Julia, who surely can't understand a word of this, still nods her head in support of Maria—who isn't finished with us yet.

“And with your dollars you bring prostitution, thieving, the lack of pride that says, ‘Why work? I can beg dollars from the tourists.' You tourist men”—she looks from Jacques to me—“you all think we're ‘up for it,' as you say. I've seen it in all your eyes—even in the eyes of the innocent. Yes, it begins and they cannot stop their imaginations going to that possibility. It is so close, yes, no further than their wallets. And how do you think this makes our men feel—our boys—when they see old men with fifteen-year-old girls—girls who should be with them at the cinema? I tell you, it strips them of their dignity, as surely as the women are stripped of theirs.”

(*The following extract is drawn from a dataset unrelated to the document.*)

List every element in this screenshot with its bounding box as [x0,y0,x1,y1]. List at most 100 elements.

“But these are choices,” says Melanie.

“Choices! Ah, your American choices. You say they have choices. At four dollars a month? When doctors have to cycle rickshaws to make ends meet? You call this a choice?” She shakes her head. “No, no, my friends, this”—and she taps her gun—“
this
is a choice.”

*   *   *

We sit silent, motionless, in the dim yellow light of the hut. A large moth bangs repeatedly against the casing of the lamp till the heat withers its wings. It lies on its back, kicking its legs, till Julia brushes it from the table. She takes out some dried brown leaves from a drawstring bag. We watch as she uses her two fists to crush and roll them together. She places them in the groove of a piece of wood and begins to tease out a whole leaf on the table. It's elastic as skin. She takes the crushed leaves and rolls her cigar, feeling for unevenness, repacking or adding bits of leaf till she's wholly satisfied. She cuts a crescent from another leaf and licks it, smoothing it round one end, then, with a knife, neatly trims the other. She places the first cigar to the side and begins to work on a second.

“No need for that trip to the cigar factory now,” says Melanie.

“Pah,” says Maria.

“Do you know … do any of you know”—Jacques speaks into the silence—“what you're risking with this kidnapping?”

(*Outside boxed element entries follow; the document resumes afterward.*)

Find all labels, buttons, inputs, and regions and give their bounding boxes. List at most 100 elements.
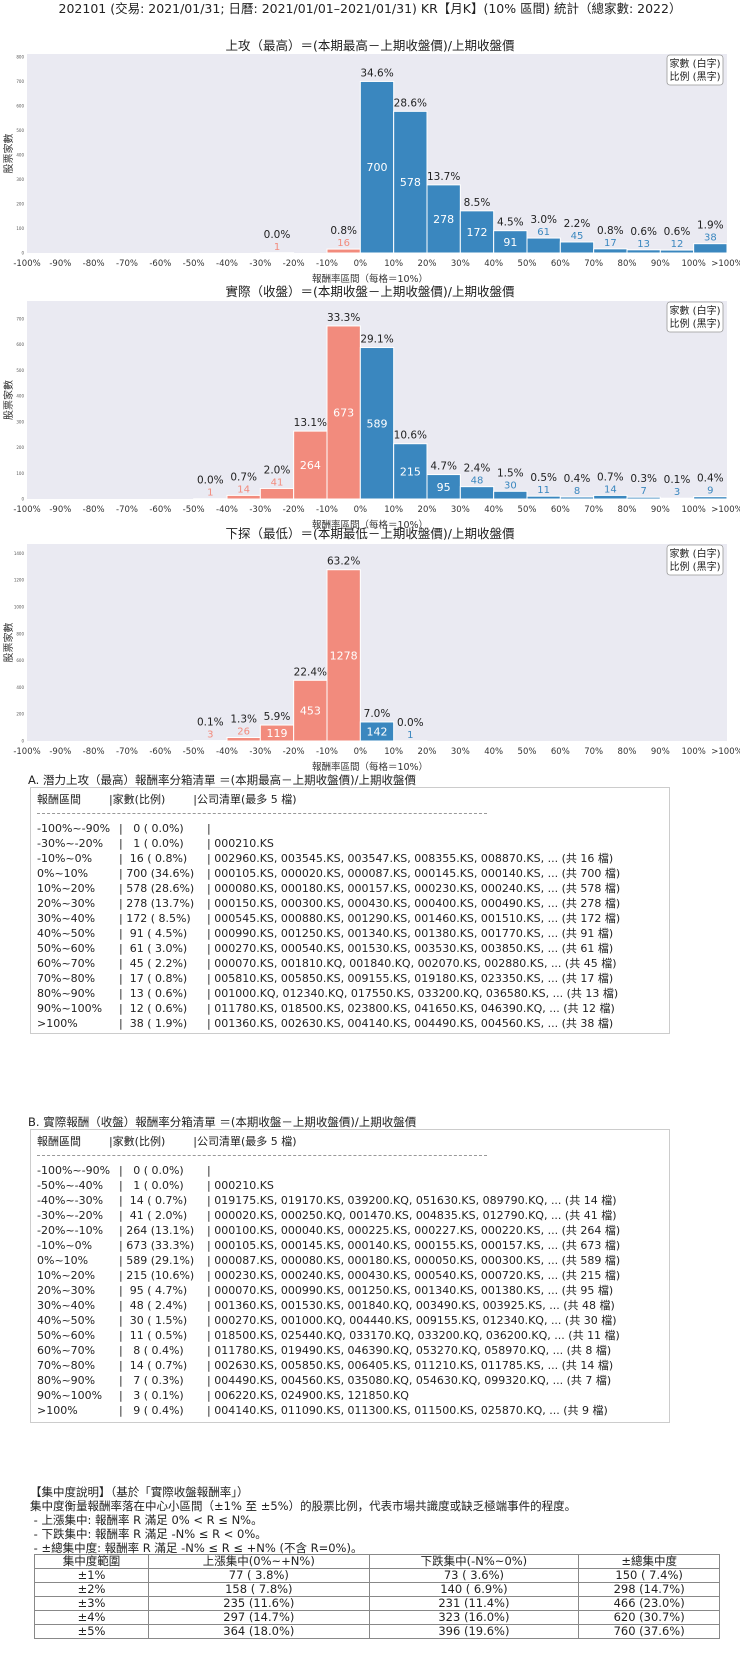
list-row: >100% | 38 ( 1.9%) | 001360.KS, 002630.KS,… [37, 1016, 613, 1031]
row-count: | 9 ( 0.4%) [119, 1404, 184, 1417]
bar-count-label: 17 [604, 238, 617, 249]
row-range: 10%~20% [37, 1269, 96, 1282]
bar [659, 249, 695, 254]
x-tick-label: -50% [183, 747, 205, 757]
y-tick-label: 500 [16, 128, 24, 133]
row-count: | 0 ( 0.0%) [119, 822, 184, 835]
bar-count-label: 95 [437, 481, 451, 494]
bar-count-label: 264 [300, 459, 321, 472]
row-count: | 8 ( 0.4%) [119, 1344, 184, 1357]
bar-count-label: 3 [207, 730, 213, 741]
y-tick-label: 300 [16, 177, 24, 182]
y-tick-label: 700 [16, 317, 24, 322]
y-tick-label: 200 [16, 712, 24, 717]
row-range: 40%~50% [37, 1314, 96, 1327]
x-tick-label: -70% [116, 259, 138, 269]
bar-count-label: 1 [407, 730, 413, 741]
bar-percent-label: 7.0% [364, 708, 391, 720]
chart-low-histogram: 下探（最低）＝(本期最低－上期收盤價)/上期收盤價020040060080010… [2, 526, 740, 773]
bar-count-label: 278 [433, 213, 454, 226]
column-header: 集中度範圍 [33, 1554, 150, 1569]
row-range: 80%~90% [37, 1374, 96, 1387]
x-tick-label: -80% [83, 505, 105, 515]
y-tick-label: 100 [16, 471, 24, 476]
row-companies: | 000270.KS, 001000.KQ, 004440.KS, 00915… [207, 1314, 617, 1327]
x-tick-label: -90% [49, 747, 71, 757]
x-tick-label: 30% [451, 259, 470, 269]
y-tick-label: 200 [16, 445, 24, 450]
row-count: | 0 ( 0.0%) [119, 1164, 184, 1177]
legend-entry: 家數 (白字) [670, 57, 721, 70]
column-header: 下跌集中(-N%~0%) [368, 1554, 580, 1569]
x-tick-label: 0% [354, 747, 368, 757]
x-tick-label: 20% [418, 747, 437, 757]
bar-count-label: 38 [704, 233, 717, 244]
row-range: 50%~60% [37, 1329, 96, 1342]
row-companies: | [207, 822, 211, 835]
x-tick-label: 30% [451, 747, 470, 757]
table-cell: ±4% [33, 1610, 150, 1625]
bar-percent-label: 4.5% [497, 217, 524, 229]
bar [226, 737, 261, 742]
row-count: | 215 (10.6%) [119, 1269, 195, 1282]
row-companies: | 000105.KS, 000145.KS, 000140.KS, 00015… [207, 1239, 621, 1252]
table-header-row: 集中度範圍 上漲集中(0%~+N%) 下跌集中(-N%~0%) ±總集中度 [33, 1554, 720, 1569]
x-tick-label: -20% [283, 505, 305, 515]
row-count: | 3 ( 0.1%) [119, 1389, 184, 1402]
row-count: | 673 (33.3%) [119, 1239, 195, 1252]
x-tick-label: -60% [149, 747, 171, 757]
bar-count-label: 589 [367, 417, 388, 430]
row-companies: | 000210.KS [207, 837, 274, 850]
x-tick-label: -10% [316, 259, 338, 269]
bar-count-label: 578 [400, 176, 421, 189]
list-row: 0%~10% | 700 (34.6%) | 000105.KS, 000020.K… [37, 866, 620, 881]
bar-percent-label: 22.4% [294, 666, 327, 678]
row-count: | 41 ( 2.0%) [119, 1209, 188, 1222]
list-row: 50%~60% | 11 ( 0.5%) | 018500.KS, 025440.K… [37, 1328, 620, 1343]
row-range: >100% [37, 1404, 78, 1417]
section-a-list-box: 報酬區間 |家數(比例) |公司清單(最多 5 檔) -100%~-90% | 0 … [30, 787, 670, 1034]
row-range: 20%~30% [37, 897, 96, 910]
x-tick-label: 80% [618, 259, 637, 269]
list-row: -10%~0% | 16 ( 0.8%) | 002960.KS, 003545.K… [37, 851, 613, 866]
bar-count-label: 142 [367, 725, 388, 738]
list-row: 0%~10% | 589 (29.1%) | 000087.KS, 000080.K… [37, 1253, 620, 1268]
bar-count-label: 12 [671, 239, 684, 250]
section-a-title: A. 潛力上攻（最高）報酬率分箱清單 ＝(本期最高－上期收盤價)/上期收盤價 [28, 773, 416, 787]
row-range: -10%~0% [37, 852, 93, 865]
bar [626, 249, 661, 254]
row-count: | 7 ( 0.3%) [119, 1374, 184, 1387]
legend-entry: 家數 (白字) [670, 304, 721, 317]
x-tick-label: -20% [283, 747, 305, 757]
list-row: -100%~-90% | 0 ( 0.0%) | [37, 1163, 211, 1178]
divider [37, 813, 487, 814]
x-tick-label: -70% [116, 747, 138, 757]
list-row: -30%~-20% | 41 ( 2.0%) | 000020.KS, 000250… [37, 1208, 617, 1223]
row-count: | 45 ( 2.2%) [119, 957, 188, 970]
bar-percent-label: 0.6% [630, 226, 657, 238]
bar [426, 184, 461, 254]
chart-close-histogram: 實際（收盤）＝(本期收盤－上期收盤價)/上期收盤價 0 100 200 300 400 50… [2, 284, 740, 531]
x-tick-label: 90% [651, 259, 670, 269]
list-row: 30%~40% | 48 ( 2.4%) | 001360.KS, 001530.K… [37, 1298, 615, 1313]
y-tick-label: 800 [16, 54, 24, 59]
concentration-table: 集中度範圍 上漲集中(0%~+N%) 下跌集中(-N%~0%) ±總集中度 ±1% 77 … [33, 1554, 720, 1639]
divider [37, 1155, 487, 1156]
list-row: 10%~20% | 215 (10.6%) | 000230.KS, 000240.… [37, 1268, 620, 1283]
row-range: 60%~70% [37, 1344, 96, 1357]
row-companies: | 000270.KS, 000540.KS, 001530.KS, 00353… [207, 942, 614, 955]
row-companies: | 001360.KS, 001530.KS, 001840.KQ, 00349… [207, 1299, 615, 1312]
list-row: -20%~-10% | 264 (13.1%) | 000100.KS, 00004… [37, 1223, 620, 1238]
row-count: | 1 ( 0.0%) [119, 1179, 184, 1192]
bar-count-label: 3 [674, 487, 680, 498]
concentration-note-line: - 下跌集中: 報酬率 R 滿足 -N% ≤ R < 0%。 [30, 1527, 267, 1541]
concentration-notes: 【集中度說明】（基於「實際收盤報酬率」） 集中度衡量報酬率落在中心小區間（±1% … [30, 1485, 576, 1555]
bar [326, 569, 361, 742]
x-tick-label: >100% [711, 505, 740, 515]
bar-count-label: 48 [471, 476, 484, 487]
bar-count-label: 13 [637, 239, 650, 250]
chart-title: 下探（最低）＝(本期最低－上期收盤價)/上期收盤價 [226, 526, 515, 541]
table-cell: 364 (18.0%) [148, 1624, 370, 1639]
x-tick-label: -80% [83, 747, 105, 757]
column-header: ±總集中度 [578, 1554, 720, 1569]
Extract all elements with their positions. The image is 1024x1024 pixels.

“Ay-ee, you think we're childrens playing a game?”

“No, but—”

“Ah,
la vida.
You're asking me if we know we risk our lives? You ask me if I know what life is worth?” She seems amused by the question. “Do
you
?” This she issues as a challenge. “In that moment when you must decide, when you must truly know the worth of your own life? What would you be prepared to put in the scales against your life?” She looks at us each in turn. “Eh? Eh? Eh? Pah!” This time it is like a small, breathy explosion that tilts her whole head. “Nothing, eh.
Nada por nada.
Which is why your life is weightless, why it drifts without anchor—through the jobs you do not like and the years passing. Yes, I hear you and I ask again, what are you prepared to put your life on the line for? We know. That is the difference between us. We know.”

There's no sound, but the doorway darkens with the figure of Rafael, then Miguel.

“Maria,” Rafael says, and there's a lightness in his voice. She rises at once to go to him.

There are other questions I still want to ask, but we are waved outside. After the hut's smoky glow, the stars are so thick, the sky seems curved with light.